Hal itu diungkapkan oleh Kepala Pusat Riset Antariksa Badan Riset dan Inovasi Nasional (BRIN), Emanuel Sungging.
Dia menyebut gerhana matahari hibrida tersebut nantinya akan berlangsung selama 3 jam 5 menit.
"Mulai dari durasi kontak awal hingga akhir jika diamati dari Biak, dengan durasi fase tertutup total 58 detik," ujar Emanuel, dikutip dari brin.go.id.
Namun, fenomena gerhana matahari hibrida itu jika diamati dari Jakarta, persentase tertutupnya hanya sebesar 39 persen.
Fenomena langka tersebut, menurut Emanuel bisa dimanfaatkan untuk penelitian menggunakan disiplin ilmu lain.
"Peneliti dari disiplin ilmu hayati dapat ikut meneliti apakah ada pengaruh proses terjadinya gerhana matahari terhadap perilaku makhluk hidup baik itu tumbuhan atau hewan," terangnya.
"Selain itu seperti di bidang ilmu sosial, peneliti di bidang tersebut juga dapat melakukan penelitian etnoastronomis, terkait bagaimana budaya yang timbul di masyarakat terkait adanya gerhana matahari hibrida," tambahnya.

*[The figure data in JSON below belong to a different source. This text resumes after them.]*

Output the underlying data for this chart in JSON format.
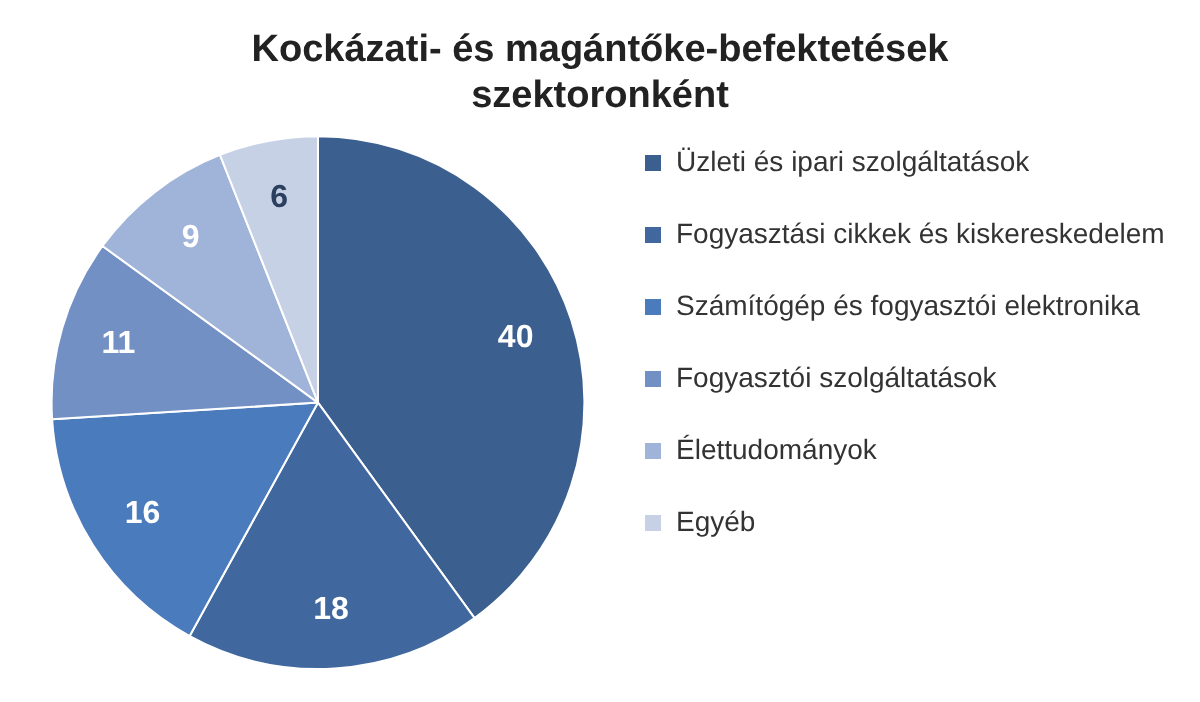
{
  "chart_data": {
    "type": "pie",
    "title": "Kockázati- és magántőke-befektetések szektoronként",
    "categories": [
      "Üzleti és ipari szolgáltatások",
      "Fogyasztási cikkek és kiskereskedelem",
      "Számítógép és fogyasztói elektronika",
      "Fogyasztói szolgáltatások",
      "Élettudományok",
      "Egyéb"
    ],
    "values": [
      40,
      18,
      16,
      11,
      9,
      6
    ],
    "colors": [
      "#3b5f8e",
      "#40689f",
      "#4a7bbd",
      "#7390c4",
      "#a0b3d8",
      "#c6d1e6"
    ],
    "data_labels": true,
    "legend": "right"
  }
}
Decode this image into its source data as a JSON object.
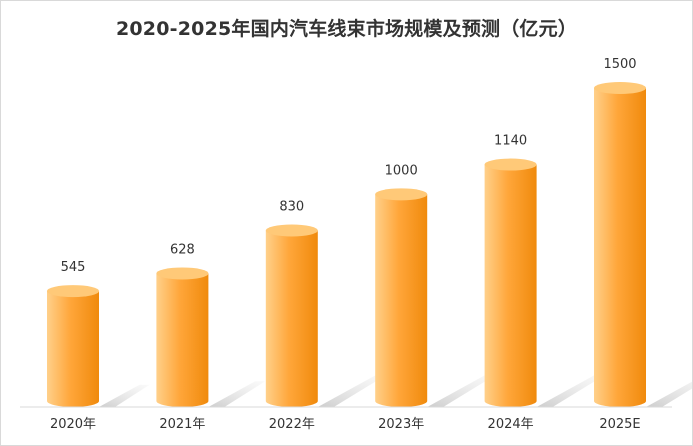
{
  "chart_data": {
    "type": "bar",
    "title": "2020-2025年国内汽车线束市场规模及预测（亿元）",
    "categories": [
      "2020年",
      "2021年",
      "2022年",
      "2023年",
      "2024年",
      "2025E"
    ],
    "values": [
      545,
      628,
      830,
      1000,
      1140,
      1500
    ],
    "value_labels": [
      "545",
      "628",
      "830",
      "1000",
      "1140",
      "1500"
    ],
    "xlabel": "",
    "ylabel": "",
    "ylim": [
      0,
      1500
    ],
    "grid": false,
    "legend": "none",
    "bar_style": "3d-cylinder",
    "colors": {
      "bar_light": "#ffd08a",
      "bar_main": "#ffa63a",
      "bar_dark": "#f08a0c",
      "bar_top": "#ffc978",
      "shadow": "#cfcfcf"
    }
  }
}
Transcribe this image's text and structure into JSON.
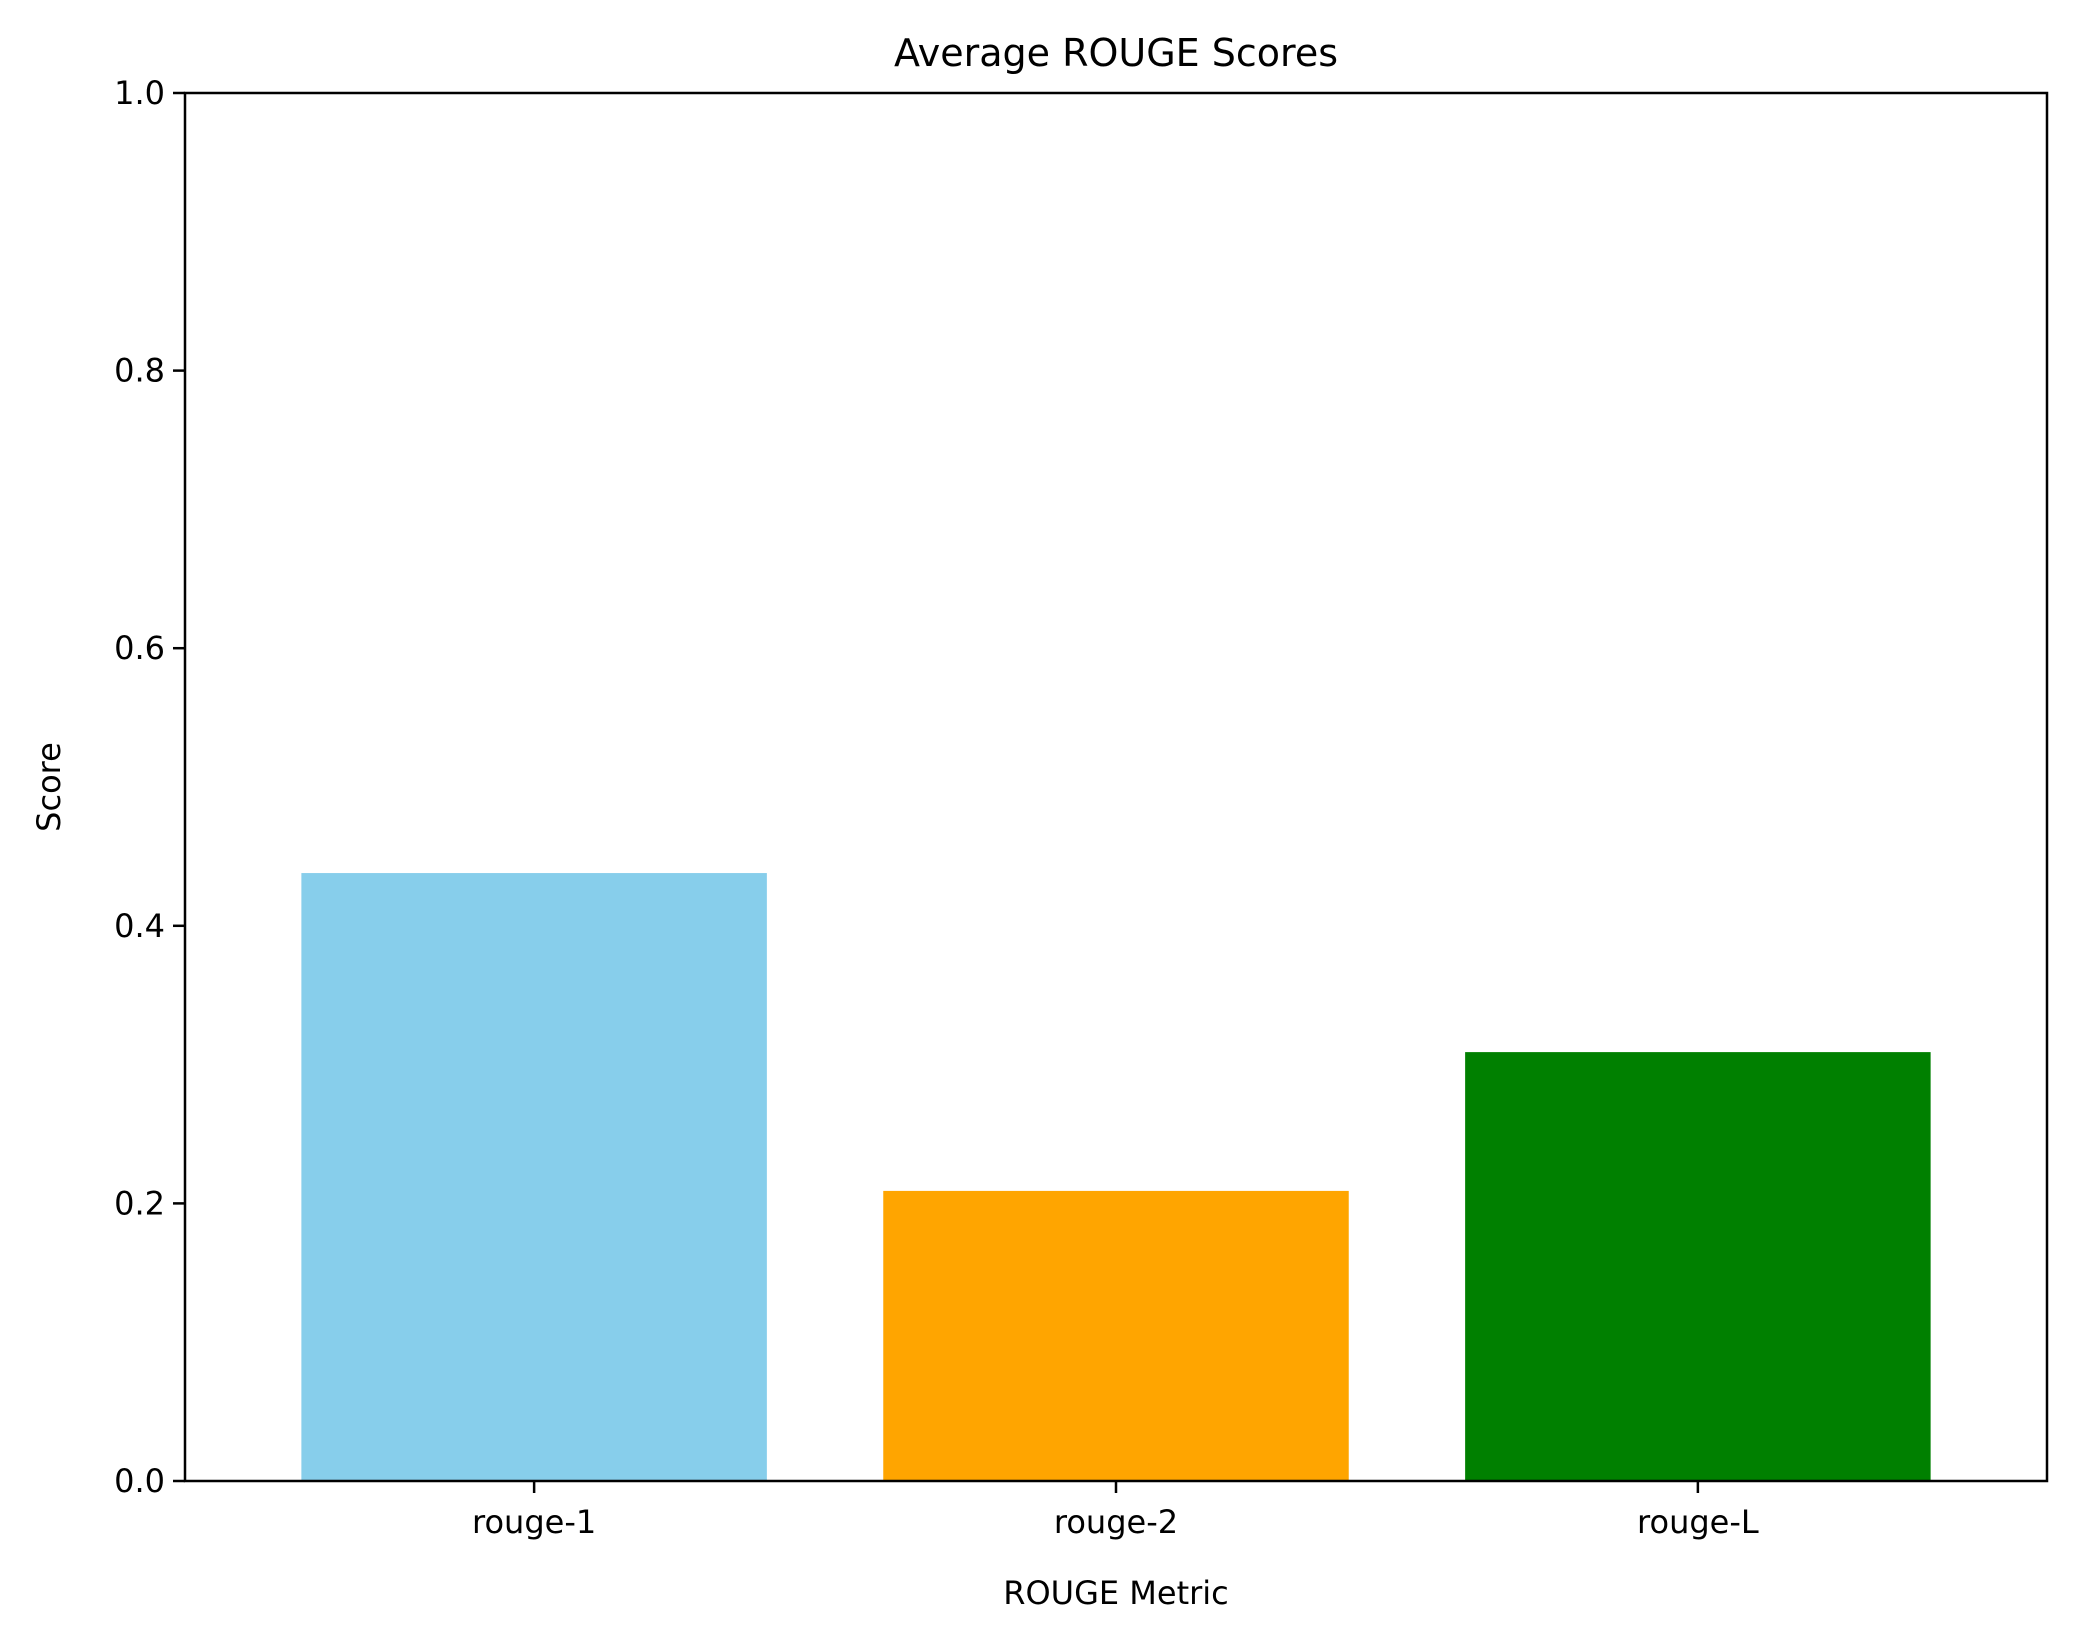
{
  "chart_data": {
    "type": "bar",
    "title": "Average ROUGE Scores",
    "xlabel": "ROUGE Metric",
    "ylabel": "Score",
    "categories": [
      "rouge-1",
      "rouge-2",
      "rouge-L"
    ],
    "values": [
      0.438,
      0.209,
      0.309
    ],
    "colors": [
      "#87ceeb",
      "#ffa500",
      "#008000"
    ],
    "ylim": [
      0,
      1.0
    ],
    "yticks": [
      "0.0",
      "0.2",
      "0.4",
      "0.6",
      "0.8",
      "1.0"
    ],
    "grid": false,
    "legend": "none"
  }
}
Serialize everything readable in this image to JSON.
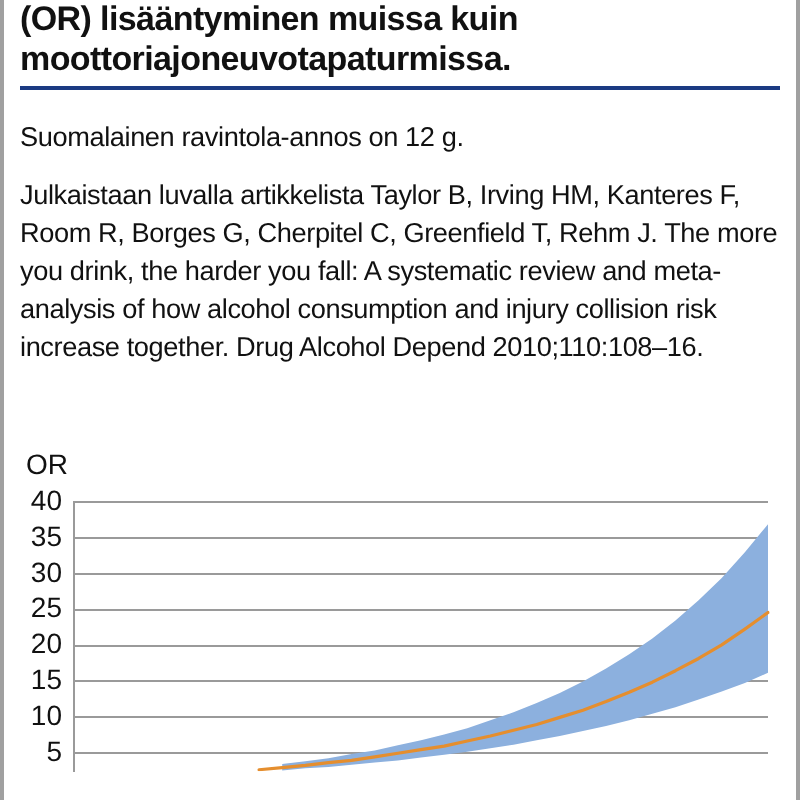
{
  "chart_data": {
    "type": "line",
    "title": "(OR) lisääntyminen muissa kuin moottoriajoneuvotapaturmissa.",
    "annotations": [
      "Suomalainen ravintola-annos on 12 g.",
      "Julkaistaan luvalla artikkelista Taylor B, Irving HM, Kanteres F, Room R, Borges G, Cherpitel C, Greenfield T, Rehm J. The more you drink, the harder you fall: A systematic review and meta-analysis of how alcohol consumption and injury collision risk increase together. Drug Alcohol Depend 2010;110:108–16."
    ],
    "ylabel": "OR",
    "categories": [
      null,
      null,
      null,
      null,
      null,
      null,
      null,
      null,
      null,
      null,
      null,
      null,
      null,
      null,
      null,
      null,
      null,
      null,
      null,
      null,
      null,
      null,
      null,
      null,
      null,
      null,
      null,
      null,
      null,
      null,
      null
    ],
    "series": [
      {
        "color": "#e58e2e",
        "values": [
          null,
          null,
          null,
          null,
          null,
          null,
          null,
          null,
          2.7,
          3.0,
          3.3,
          3.7,
          4.0,
          4.5,
          5.0,
          5.5,
          6.0,
          6.7,
          7.4,
          8.2,
          9.0,
          10.0,
          11.0,
          12.2,
          13.5,
          14.9,
          16.5,
          18.2,
          20.1,
          22.3,
          24.6
        ],
        "upper": [
          null,
          null,
          null,
          null,
          null,
          null,
          null,
          null,
          null,
          3.5,
          3.9,
          4.3,
          4.9,
          5.4,
          6.1,
          6.8,
          7.6,
          8.5,
          9.6,
          10.7,
          12.0,
          13.4,
          15.0,
          16.8,
          18.8,
          21.0,
          23.5,
          26.3,
          29.4,
          33.0,
          36.9
        ],
        "lower": [
          null,
          null,
          null,
          null,
          null,
          null,
          null,
          null,
          null,
          2.6,
          2.9,
          3.1,
          3.4,
          3.7,
          4.0,
          4.4,
          4.8,
          5.2,
          5.7,
          6.2,
          6.8,
          7.4,
          8.1,
          8.8,
          9.6,
          10.5,
          11.4,
          12.5,
          13.6,
          14.8,
          16.2
        ]
      }
    ],
    "ylim": [
      2.5,
      40
    ],
    "yticks": [
      5,
      10,
      15,
      20,
      25,
      30,
      35,
      40
    ],
    "grid": "y",
    "marker": "none",
    "tick_labels": "y"
  }
}
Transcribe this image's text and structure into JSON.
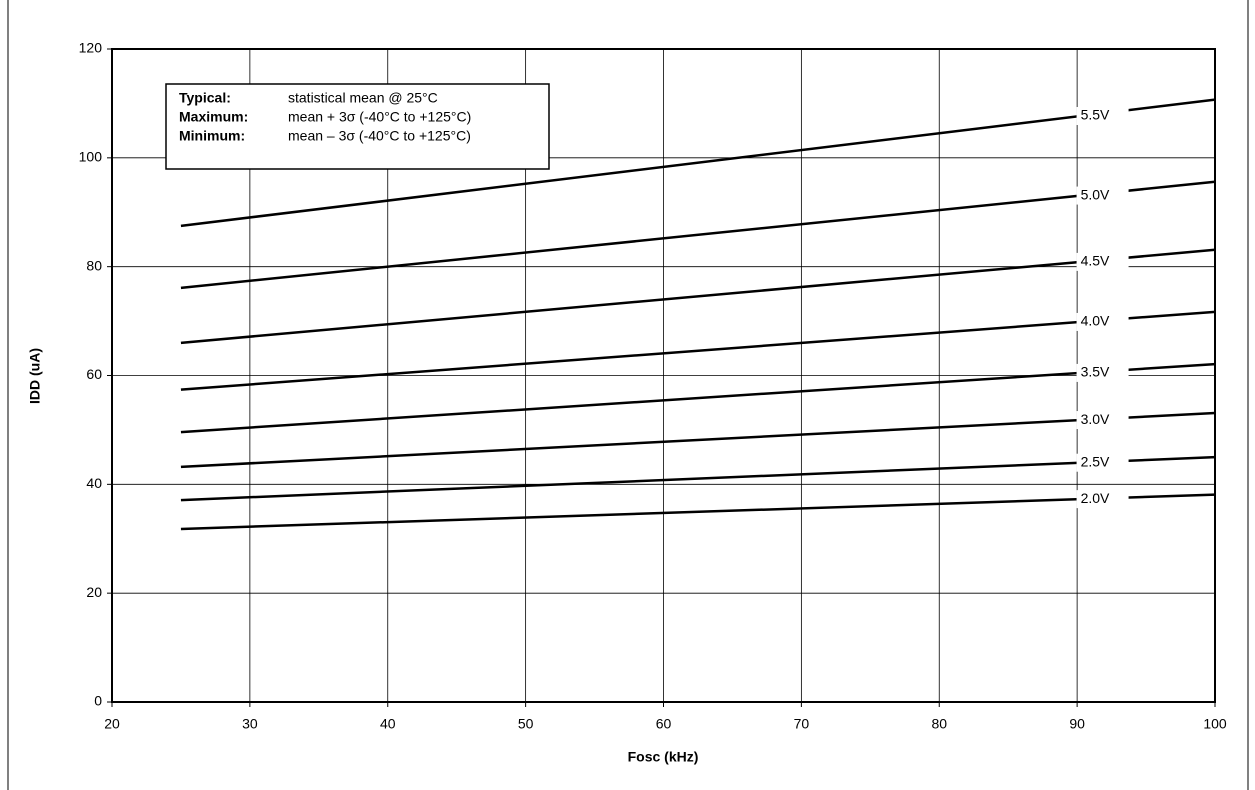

Baca juga: Gerhana Matahari Hibrida Terjadi pada 20 April 2023 Mendatang, Termasuk Fenomena yang Cukup Langka
Emanuel Sungging dan timnya akan melakukan pengamatan di Biak Numfor yang berada tepat di lintasan gerhana matahari.
Dia mengatakan akan melakukan tiga hal bersama timnya, yaitu:
1. Riset terkait korona,
2. Dampak gerhana pada ionosfer,
3. Perubahan kecerlangan.
"Untuk mengukur korona akan menggunakan indeks flattening Ludendorf agar dapat melihat bentuk dan struktur korona. Nilai indeks yang dihasilkan akan diturunkan untuk mengidentifikasi aktivitas magnetik dan memprediksi siklus matahari," ujarnya.